In response to the news on X (formerly Twitter), OpenAI’s Altman humorously replied, expressing interest in purchasing Twitter for 10% of Musk’s OpenAI takeover offer. Twitter was, of course, the original name of Musk’s X platform.

Noted X user @greg16676935420 humorously responded to Altman’s tweet, stating, “sharts fired.”


In other developments, ChatGPT unveiled its o3-mini “cost-effective reasoning” model and is wrapping up the design for its first custom chip.

Google has launched Gemini 2.0 Flash to showcase its latest reasoning models, Perplexity is offering Gemini 2.0 Flash to Pro subscribers, and Microsoft has provided OpenAI’s o1 reasoning model to Copilot customers at no cost.

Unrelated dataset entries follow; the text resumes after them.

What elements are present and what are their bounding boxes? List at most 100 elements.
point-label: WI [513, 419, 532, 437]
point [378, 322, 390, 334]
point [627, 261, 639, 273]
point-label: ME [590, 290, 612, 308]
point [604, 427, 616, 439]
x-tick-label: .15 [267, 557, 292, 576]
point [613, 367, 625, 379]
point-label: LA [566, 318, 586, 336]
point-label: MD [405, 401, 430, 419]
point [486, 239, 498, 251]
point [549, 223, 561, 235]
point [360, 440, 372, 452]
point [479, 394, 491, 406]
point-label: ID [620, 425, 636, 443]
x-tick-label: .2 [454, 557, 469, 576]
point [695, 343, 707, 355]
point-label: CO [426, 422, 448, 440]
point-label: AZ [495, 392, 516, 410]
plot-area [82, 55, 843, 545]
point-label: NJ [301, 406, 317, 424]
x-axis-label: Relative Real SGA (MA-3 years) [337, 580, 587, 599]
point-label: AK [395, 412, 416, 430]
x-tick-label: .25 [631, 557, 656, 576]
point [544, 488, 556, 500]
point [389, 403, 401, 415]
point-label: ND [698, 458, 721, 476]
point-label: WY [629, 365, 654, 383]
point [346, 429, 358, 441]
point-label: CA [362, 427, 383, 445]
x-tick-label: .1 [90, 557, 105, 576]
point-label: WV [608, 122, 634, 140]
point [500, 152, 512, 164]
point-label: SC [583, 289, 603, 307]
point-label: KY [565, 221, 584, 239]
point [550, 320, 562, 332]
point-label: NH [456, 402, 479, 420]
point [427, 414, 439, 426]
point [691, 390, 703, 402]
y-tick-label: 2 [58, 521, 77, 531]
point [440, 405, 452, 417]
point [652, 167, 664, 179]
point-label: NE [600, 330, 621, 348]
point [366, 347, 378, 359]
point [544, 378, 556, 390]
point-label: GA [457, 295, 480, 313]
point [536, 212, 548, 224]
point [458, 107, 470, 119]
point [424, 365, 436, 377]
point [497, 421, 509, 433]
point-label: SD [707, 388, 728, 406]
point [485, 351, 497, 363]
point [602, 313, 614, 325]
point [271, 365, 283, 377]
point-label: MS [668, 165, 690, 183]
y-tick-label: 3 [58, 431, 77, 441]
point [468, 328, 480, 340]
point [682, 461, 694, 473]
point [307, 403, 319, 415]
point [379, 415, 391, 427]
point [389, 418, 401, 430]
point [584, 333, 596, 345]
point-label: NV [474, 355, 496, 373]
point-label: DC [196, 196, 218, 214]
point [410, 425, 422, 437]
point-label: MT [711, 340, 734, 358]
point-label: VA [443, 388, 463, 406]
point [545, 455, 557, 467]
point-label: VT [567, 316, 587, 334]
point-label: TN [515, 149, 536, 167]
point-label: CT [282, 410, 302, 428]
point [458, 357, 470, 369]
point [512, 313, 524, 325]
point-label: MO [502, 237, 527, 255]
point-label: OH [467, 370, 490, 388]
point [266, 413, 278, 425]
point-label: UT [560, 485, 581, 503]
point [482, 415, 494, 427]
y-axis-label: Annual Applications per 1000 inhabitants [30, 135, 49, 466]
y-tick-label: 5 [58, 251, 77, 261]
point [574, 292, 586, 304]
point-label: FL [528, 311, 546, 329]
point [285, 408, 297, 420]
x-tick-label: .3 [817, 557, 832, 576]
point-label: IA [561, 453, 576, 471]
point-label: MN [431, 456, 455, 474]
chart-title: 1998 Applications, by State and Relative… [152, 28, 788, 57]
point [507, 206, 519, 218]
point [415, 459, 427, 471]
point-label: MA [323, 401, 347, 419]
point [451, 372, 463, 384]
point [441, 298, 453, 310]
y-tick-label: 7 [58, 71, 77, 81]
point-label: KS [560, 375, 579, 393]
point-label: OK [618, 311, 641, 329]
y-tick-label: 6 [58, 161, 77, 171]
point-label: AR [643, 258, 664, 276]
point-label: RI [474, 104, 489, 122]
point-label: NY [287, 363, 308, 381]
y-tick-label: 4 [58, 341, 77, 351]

Meanwhile, ChatGPT has surpassed DeepSeek in App Store rankings, with ChatGPT usage reaching an all-time high and continuing to grow. The ChatGPT app has also undergone a redesign that has drawn some criticism. Additionally, OpenAI borrowed concepts from DeepSeek to somewhat unveil the o3-mini “chain of thought” process, albeit with less transparency.

Aside from this, nothing much has transpired except for OpenAI introducing and launching deep research for ChatGPT Pro users after the operator agent feature did not perform as expected. The operator tries to perform tasks for users within its own browser, while deep research automates extensive online searches and generates a report based on specific prompts.

Deep research is OpenAI’s new agent that can independently manage tasks for you — you provide a prompt, and ChatGPT will identify, analyze, and synthesize numerous online sources to create a detailed report akin to a research analyst’s output. It operates on an enhanced version of the forthcoming OpenAI o3 model, tailored for web browsing and data analysis, utilizing reasoning to search, interpret, and analyze vast amounts of text, images, and PDFs online, adjusting as necessary based on the information it encounters.

The capacity to synthesize information is fundamental in crafting new knowledge. As such, deep research represents a significant advancement towards our overarching aim of developing AGI, which we have always envisioned as being able to generate original scientific research.

All of this appears to be worth more than $97.4 billion, but Musk’s attorney claims that the aspiring acquisition group is prepared to surpass any competing offers for control over OpenAI.